The top five cases registered are diarrhoea, malaria, hypertension, tuberculosis and diabetes. Diarrhoea tops the list, and the cases have increased from around 70,000 registered in the 2008–09 to over 1,00,000 during 2009–10. The next highest complaint across civic dispensaries is malaria, which has risen from around 10,000 to 20,000 cases in the last two years.
Nitai Mehta, Managing Trustee of the foundation, said, "While the privileged population of the city has access to bottled water and filtering systems, many of the economically challenged population has no recourse but to consume potable water supplied by the BMC. He added, "Diarrhoea is a water–borne disease. Clearly the quality of water is suspect."

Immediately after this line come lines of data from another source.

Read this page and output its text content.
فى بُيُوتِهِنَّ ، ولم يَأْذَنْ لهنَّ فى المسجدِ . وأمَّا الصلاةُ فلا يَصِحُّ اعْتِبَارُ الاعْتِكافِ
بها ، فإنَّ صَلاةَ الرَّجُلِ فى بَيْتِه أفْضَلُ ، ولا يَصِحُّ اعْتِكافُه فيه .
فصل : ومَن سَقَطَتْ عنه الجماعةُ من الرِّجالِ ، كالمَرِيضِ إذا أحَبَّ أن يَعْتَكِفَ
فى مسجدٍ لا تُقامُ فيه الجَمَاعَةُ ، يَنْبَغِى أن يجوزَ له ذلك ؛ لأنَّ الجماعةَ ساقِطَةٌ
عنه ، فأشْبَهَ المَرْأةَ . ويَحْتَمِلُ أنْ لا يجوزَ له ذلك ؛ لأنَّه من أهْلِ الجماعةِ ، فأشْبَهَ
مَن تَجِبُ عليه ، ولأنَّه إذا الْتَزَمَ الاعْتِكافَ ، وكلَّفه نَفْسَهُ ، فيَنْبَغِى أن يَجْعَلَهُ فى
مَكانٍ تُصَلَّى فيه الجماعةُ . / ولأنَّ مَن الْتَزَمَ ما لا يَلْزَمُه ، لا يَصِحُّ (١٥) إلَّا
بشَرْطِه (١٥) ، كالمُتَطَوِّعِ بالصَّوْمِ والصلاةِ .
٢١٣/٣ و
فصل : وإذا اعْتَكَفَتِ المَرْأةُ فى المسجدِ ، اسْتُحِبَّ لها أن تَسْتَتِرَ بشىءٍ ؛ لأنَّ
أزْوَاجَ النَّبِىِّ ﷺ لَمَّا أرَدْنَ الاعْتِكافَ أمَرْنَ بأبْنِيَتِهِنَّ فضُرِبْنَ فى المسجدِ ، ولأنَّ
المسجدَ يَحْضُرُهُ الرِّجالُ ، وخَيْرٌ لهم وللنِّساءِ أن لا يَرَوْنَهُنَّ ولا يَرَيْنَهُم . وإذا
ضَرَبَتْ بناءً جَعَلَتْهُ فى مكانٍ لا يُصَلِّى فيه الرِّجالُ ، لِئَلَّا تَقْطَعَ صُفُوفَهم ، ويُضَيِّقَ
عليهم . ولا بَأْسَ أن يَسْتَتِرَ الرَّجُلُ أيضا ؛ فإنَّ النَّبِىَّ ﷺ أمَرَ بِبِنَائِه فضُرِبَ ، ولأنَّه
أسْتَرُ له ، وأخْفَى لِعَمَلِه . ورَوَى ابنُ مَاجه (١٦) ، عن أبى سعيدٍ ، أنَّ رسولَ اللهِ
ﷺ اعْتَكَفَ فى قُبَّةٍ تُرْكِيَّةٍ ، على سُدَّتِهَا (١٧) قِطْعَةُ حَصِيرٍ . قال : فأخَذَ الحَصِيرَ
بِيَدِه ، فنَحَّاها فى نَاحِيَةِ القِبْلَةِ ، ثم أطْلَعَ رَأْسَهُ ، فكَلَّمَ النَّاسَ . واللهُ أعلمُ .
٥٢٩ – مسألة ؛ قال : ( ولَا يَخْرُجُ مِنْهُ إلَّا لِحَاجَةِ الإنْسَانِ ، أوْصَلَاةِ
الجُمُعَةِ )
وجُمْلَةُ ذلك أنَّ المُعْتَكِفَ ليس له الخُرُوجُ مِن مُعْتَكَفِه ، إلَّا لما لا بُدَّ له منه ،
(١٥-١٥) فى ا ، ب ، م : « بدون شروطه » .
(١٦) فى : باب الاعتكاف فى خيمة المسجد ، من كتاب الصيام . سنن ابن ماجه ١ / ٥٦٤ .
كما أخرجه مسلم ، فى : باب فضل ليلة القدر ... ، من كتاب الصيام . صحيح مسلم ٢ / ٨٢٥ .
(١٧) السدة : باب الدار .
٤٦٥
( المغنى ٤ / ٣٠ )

The report also contained information about the BMC’s Public Health Committee. From 2008 to 2010, a total of 28 health committee meetings were held and 63 questions were asked altogether. None of them concerned improving or enhancing health environment in the wards, the report said. In fact, the issue raised the maximum number of times by the corporators was staff behaviour. Twenty–one corporators did not ask any questions at all. Attendance of these meetings also did not fare well.
"The civic administration needs to clean up its act and its water," Mehta said. "When they start asking questions things will start happening."